The Scottish Government, in conjunction with key Scottish oil and gas industry leaders, has pinpointed the current fiscal policy as the number one reason for the stagnating exploration activity.
What’s agreed by all parties, political and commercial, is the North Sea remains a rich and plentiful source of oil – as well as employment.
According to the government, this means there is ample room for development and innovation – and it’s anticipated the proposed changes to policy will allow for a significant increase in exploration, particularly through the boost to emerging and smaller or medium-sized companies, who cannot presently enjoy the benefits of tax relief.
Norway is cited often as an exemplary model of how fiscal change can lead to prosperity in the oil and gas sector (incidentally, it’s also cited as the best place to see the Aurora Borealis but my Aunty B spent a week there: nothing! Not so much as a flickering bulb!)
Here the provision of an exploration tax credit has shown to have significantly increased exploration activity by existing companies, as well as emerging companies.
The Scottish government says it is optimistic we can emulate the successful model, which has seen exploration wells increase fourfold in just three years.
As always, the proof of the pudding will be in the scoffing; meanwhile, if this is all getting a bit too political, let’s get back to the fun stuff with a rundown of how all of this oil exploration will actually work!

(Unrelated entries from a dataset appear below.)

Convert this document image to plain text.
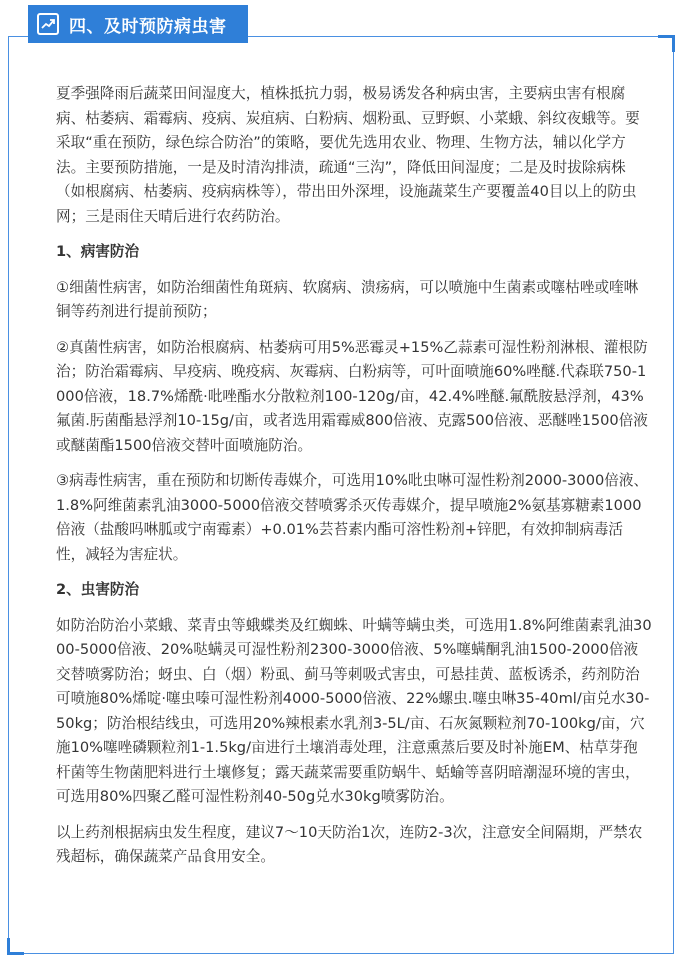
四、及时预防病虫害

夏季强降雨后蔬菜田间湿度大，植株抵抗力弱，极易诱发各种病虫害，主要病虫害有根腐病、枯萎病、霜霉病、疫病、炭疽病、白粉病、烟粉虱、豆野螟、小菜蛾、斜纹夜蛾等。要采取“重在预防，绿色综合防治”的策略，要优先选用农业、物理、生物方法，辅以化学方法。主要预防措施，一是及时清沟排渍，疏通“三沟”，降低田间湿度；二是及时拔除病株（如根腐病、枯萎病、疫病病株等），带出田外深埋，设施蔬菜生产要覆盖40目以上的防虫网；三是雨住天晴后进行农药防治。

1、病害防治

①细菌性病害，如防治细菌性角斑病、软腐病、溃疡病，可以喷施中生菌素或噻枯唑或喹啉铜等药剂进行提前预防；

②真菌性病害，如防治根腐病、枯萎病可用5%恶霉灵+15%乙蒜素可湿性粉剂淋根、灌根防治；防治霜霉病、早疫病、晚疫病、灰霉病、白粉病等，可叶面喷施60%唑醚.代森联750-1000倍液，18.7%烯酰·吡唑酯水分散粒剂100-120g/亩，42.4%唑醚.氟酰胺悬浮剂，43%氟菌.肟菌酯悬浮剂10-15g/亩，或者选用霜霉威800倍液、克露500倍液、恶醚唑1500倍液或醚菌酯1500倍液交替叶面喷施防治。

③病毒性病害，重在预防和切断传毒媒介，可选用10%吡虫啉可湿性粉剂2000-3000倍液、1.8%阿维菌素乳油3000-5000倍液交替喷雾杀灭传毒媒介，提早喷施2%氨基寡糖素1000倍液（盐酸吗啉胍或宁南霉素）+0.01%芸苔素内酯可溶性粉剂+锌肥，有效抑制病毒活性，减轻为害症状。

2、虫害防治

如防治防治小菜蛾、菜青虫等蛾蝶类及红蜘蛛、叶螨等螨虫类，可选用1.8%阿维菌素乳油3000-5000倍液、20%哒螨灵可湿性粉剂2300-3000倍液、5%噻螨酮乳油1500-2000倍液交替喷雾防治；蚜虫、白（烟）粉虱、蓟马等刺吸式害虫，可悬挂黄、蓝板诱杀，药剂防治可喷施80%烯啶·噻虫嗪可湿性粉剂4000-5000倍液、22%螺虫.噻虫啉35-40ml/亩兑水30-50kg；防治根结线虫，可选用20%辣根素水乳剂3-5L/亩、石灰氮颗粒剂70-100kg/亩，穴施10%噻唑磷颗粒剂1-1.5kg/亩进行土壤消毒处理，注意熏蒸后要及时补施EM、枯草芽孢杆菌等生物菌肥料进行土壤修复；露天蔬菜需要重防蜗牛、蛞蝓等喜阴暗潮湿环境的害虫，可选用80%四聚乙醛可湿性粉剂40-50g兑水30kg喷雾防治。

以上药剂根据病虫发生程度，建议7～10天防治1次，连防2-3次，注意安全间隔期，严禁农残超标，确保蔬菜产品食用安全。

Getting to the good stuff will need exploration, investment and new jobs.
Davey knows the drill!
When it comes to finding the good stuff, shock waves don’t always cut it (that’s sonic charges, not your hair gel).
So at some point we’re going to have to drill to know if we’ll have oil on our hands.
A mobile platform will perform this exploratory work – some of these facilities are ship-based, others have to be helped into place by a tow vessel.
Geologists – these people are easy to spot: they keep a pet rock in their top pocket and make jokes using the words gneiss and cleavage – drill to obtain a core sample for signs of petroleum, which they call a show (if you do move into this sector, you might want to make sure you get out more!).
Once a show has occurred, drilling stops and the geologists get together around a bunsen burner to perform tests to make sure oil quality and quantity are sufficient to justify further action. They may also make some more jokes about “slaty cleavage”.
They may also drill more wells to substantiate their, often ‘astonishing’, findings.
The final analysis is done on calculators: geologists usually have these embedded in their old school rulers.
Having established the worth of a deposit, it’s time to drill a production well and begin harvesting vast and untold riches.